Geez, get a job Ben Clarke, life isnt that nice. If you knew what quad phase cascade was, you would know that its EXTREMELY EXPENSIVE. Also, why should we donate? You might as well sell the parts at more expensive prices. I'm not trying to be mean or anything, but do you see people begging others for parts? No.  

Thus, forget about it if you don't have the money and if you are too lazy to buy your own parts or make money for them.

98% of us here are enthusiasts, and many who arent leave the forum in like less than a week, thus the PC building buisiness is gone, TPU is not a place for free advertising of your buisinesses, in which seem like a scam on the scaling of the prices. Dont look like a dell when you do that kind of stuff as we arent very lenient people. We are those cheapskates who thrive off building everything ourselves. 

Please learn that half of us are barely able to pay our monthly fees even though we have godly shit compared to the majority of people in the world.



Kursah said:


> Alright first you try to sell Custom Made PC's with equipment we can buy at the same prices at the same places, if not find better deals, just so you can build it...but you had no real plan..and that's cool that you're dreaming big..but in the same thread you say that you will OC cpu's to a certain extent, but will charge for a "full" system OC of "every component", but burn up your "store bought PC"... I'm sorry Ben, but that is the worst of the worst business practice ever...that shows no sense in advertising. If you have nothing good to say about your PC or it's situation other than MAX OC and such..don't ADVERTISE IT! Just some advice...I ran a small business online before..but I built credibility and proof of it, then started that business.
> 
> But onto the gusto of this post, now you're asking for money and hardware donations for your OC project in a different area of the same forum. If you were the owner of any type of repuatble business, well..you wouldn't have a business for long. It's cool if people want to give you money/old hardware...heck if I still had my old Pentium2 stuff you could have it, but that hit the trash years ago. I'm sorry if I seem somewhat harsh at you Ben, and it may just be the way you come across to me, but the way you are going about everything you do is horrible. If you want help OC-ing what you have or suggestions for buying what type of certain component or whatnot, this is the place. To try to sell PC's we WILL build for as cheap if not cheaper, and not ask for donations for "TEST" OC Rig or in a better term: Already been done many times, search the forum or even Google to find many results on the same components!

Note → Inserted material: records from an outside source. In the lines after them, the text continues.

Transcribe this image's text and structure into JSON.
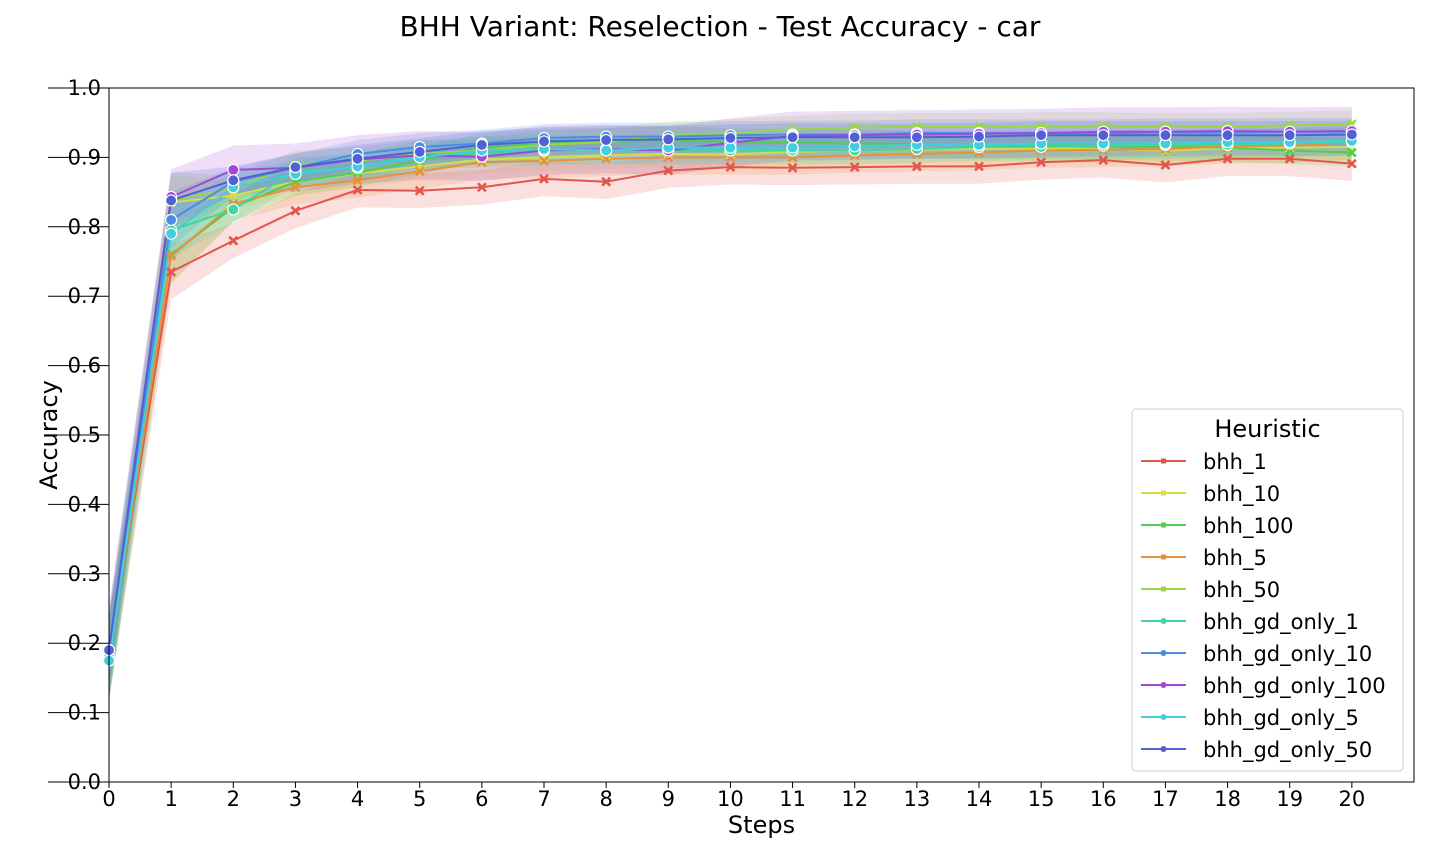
{
  "chart_data": {
    "type": "line",
    "title": "BHH Variant: Reselection - Test Accuracy - car",
    "xlabel": "Steps",
    "ylabel": "Accuracy",
    "x": [
      0,
      1,
      2,
      3,
      4,
      5,
      6,
      7,
      8,
      9,
      10,
      11,
      12,
      13,
      14,
      15,
      16,
      17,
      18,
      19,
      20
    ],
    "xlim": [
      0,
      21
    ],
    "ylim": [
      0.0,
      1.0
    ],
    "yticks": [
      "0.0",
      "0.1",
      "0.2",
      "0.3",
      "0.4",
      "0.5",
      "0.6",
      "0.7",
      "0.8",
      "0.9",
      "1.0"
    ],
    "xticks": [
      "0",
      "1",
      "2",
      "3",
      "4",
      "5",
      "6",
      "7",
      "8",
      "9",
      "10",
      "11",
      "12",
      "13",
      "14",
      "15",
      "16",
      "17",
      "18",
      "19",
      "20"
    ],
    "grid": false,
    "legend": {
      "title": "Heuristic",
      "placement": "lower-right"
    },
    "series": [
      {
        "name": "bhh_1",
        "color": "#e2574c",
        "marker": "x",
        "band": 0.025,
        "values": [
          0.18,
          0.735,
          0.78,
          0.823,
          0.853,
          0.852,
          0.857,
          0.869,
          0.865,
          0.881,
          0.886,
          0.885,
          0.886,
          0.887,
          0.887,
          0.893,
          0.896,
          0.889,
          0.898,
          0.898,
          0.891
        ]
      },
      {
        "name": "bhh_10",
        "color": "#d6dd45",
        "marker": "x",
        "band": 0.02,
        "values": [
          0.18,
          0.835,
          0.845,
          0.865,
          0.877,
          0.887,
          0.897,
          0.9,
          0.903,
          0.905,
          0.904,
          0.908,
          0.91,
          0.911,
          0.912,
          0.913,
          0.912,
          0.91,
          0.913,
          0.914,
          0.915
        ]
      },
      {
        "name": "bhh_100",
        "color": "#4fcf4b",
        "marker": "x",
        "band": 0.02,
        "values": [
          0.175,
          0.76,
          0.828,
          0.865,
          0.878,
          0.895,
          0.915,
          0.921,
          0.922,
          0.925,
          0.922,
          0.921,
          0.92,
          0.919,
          0.917,
          0.918,
          0.916,
          0.915,
          0.914,
          0.91,
          0.907
        ]
      },
      {
        "name": "bhh_5",
        "color": "#e8903d",
        "marker": "x",
        "band": 0.025,
        "values": [
          0.18,
          0.758,
          0.833,
          0.857,
          0.867,
          0.88,
          0.893,
          0.895,
          0.898,
          0.9,
          0.9,
          0.9,
          0.903,
          0.905,
          0.907,
          0.91,
          0.911,
          0.912,
          0.916,
          0.917,
          0.922
        ]
      },
      {
        "name": "bhh_50",
        "color": "#97d843",
        "marker": "x",
        "band": 0.02,
        "values": [
          0.175,
          0.838,
          0.855,
          0.89,
          0.895,
          0.905,
          0.91,
          0.918,
          0.922,
          0.932,
          0.935,
          0.94,
          0.943,
          0.944,
          0.944,
          0.945,
          0.945,
          0.944,
          0.944,
          0.946,
          0.948
        ]
      },
      {
        "name": "bhh_gd_only_1",
        "color": "#3fd7a0",
        "marker": "o",
        "band": 0.02,
        "values": [
          0.175,
          0.795,
          0.825,
          0.88,
          0.885,
          0.905,
          0.905,
          0.91,
          0.91,
          0.91,
          0.91,
          0.91,
          0.91,
          0.912,
          0.915,
          0.915,
          0.917,
          0.918,
          0.918,
          0.92,
          0.922
        ]
      },
      {
        "name": "bhh_gd_only_10",
        "color": "#4a8ee0",
        "marker": "o",
        "band": 0.02,
        "values": [
          0.18,
          0.81,
          0.865,
          0.885,
          0.905,
          0.915,
          0.92,
          0.928,
          0.93,
          0.93,
          0.932,
          0.933,
          0.933,
          0.935,
          0.935,
          0.935,
          0.935,
          0.936,
          0.936,
          0.937,
          0.937
        ]
      },
      {
        "name": "bhh_gd_only_100",
        "color": "#a349d9",
        "marker": "o",
        "band": 0.035,
        "values": [
          0.19,
          0.843,
          0.882,
          0.885,
          0.897,
          0.903,
          0.901,
          0.91,
          0.912,
          0.91,
          0.921,
          0.931,
          0.932,
          0.933,
          0.934,
          0.935,
          0.937,
          0.937,
          0.938,
          0.937,
          0.938
        ]
      },
      {
        "name": "bhh_gd_only_5",
        "color": "#3fcfdf",
        "marker": "o",
        "band": 0.02,
        "values": [
          0.175,
          0.79,
          0.857,
          0.876,
          0.887,
          0.9,
          0.91,
          0.912,
          0.91,
          0.914,
          0.914,
          0.914,
          0.916,
          0.918,
          0.918,
          0.92,
          0.92,
          0.92,
          0.922,
          0.922,
          0.924
        ]
      },
      {
        "name": "bhh_gd_only_50",
        "color": "#5060d8",
        "marker": "o",
        "band": 0.02,
        "values": [
          0.19,
          0.838,
          0.867,
          0.886,
          0.898,
          0.908,
          0.918,
          0.923,
          0.925,
          0.926,
          0.928,
          0.929,
          0.929,
          0.929,
          0.93,
          0.932,
          0.932,
          0.932,
          0.932,
          0.932,
          0.933
        ]
      }
    ]
  }
}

Agreed. Ben, think of it, you always use the most ridiculous advertising methods that could land you in court if you ran a buisiness. So basically, when i try to run the PC building service, i just go "Hey guys ill just build u a PC that will be considerably cheaper, have the premiums that sometimes dont come with standard dells, etc" 

I also try to educate the buyer (i only "sell" PCs to my school students >_>), saying that "Wheras for the same performance and low-tier OEM parts, for a dell it would cost $3000, for this however it would cost almost half the price, wait actually the 8800GTS isnt even availiable for manufacturers like dell!"

So basically some tips:

-Know what you are doing, use the professional tools.
-Do not force the buyer into buying something that needs constant matinence whether they like it or not
-Have a LOW cost overhead, thats set, not a percentage cost overhead. I charge a low $30 overhead.
-DO NOT resort to using parts from the most expensive source.
-DO NOT offer extras if you want to charge more, honestly how hard is it to overclock a CPU like 16mhz?
-Dont use messages that give an impression that you are desperate to obtain money like "URGENT"
-Be flexible, let the poor have the $10 discount
-Don't diss the buyer!


----------



## Kursah (Apr 8, 2007)

tkpenalty said:


> So basically some tips:
> 
> -Know what you are doing, use the professional tools.
> -Do not force the buyer into buying something that needs constant matinence whether they like it or not
> ...



Exactly right. Do some business research, because you are attempting to sell in an industry where many have better, cheaper, and more viable sources. You need a background and a successful one at that. Especially if you're trying to sell PC's to enthusiasts in the PC world. Do yourself a favor and stop what you are doing until you have the financial backing, experience in building PC's component-by-component, have your own personal PC be your protege so to say, so you can prove what you can do. Burning up a store bought PC shows lack of experience/sense. Come here for help, assistance, recommendations on your PC, OC, etc...but don't try to sell us your horrible sales pitch (well did you even have one?). Sorry dude, but you need to go back to the drawing board, and take note to all of this and all of the responses you got for a *FAILED* attempt at your business. Look at what others do, how they built reputation, what they do to ensure trust with the buyer to recieve money for services/product. If you do this and pay attention, learn a lot in the PC world, you could turn yourself around and be successful. If you don't, then please stop wasting your time...and trust me, jumping to a different forum will net you the same results if not worse.


----------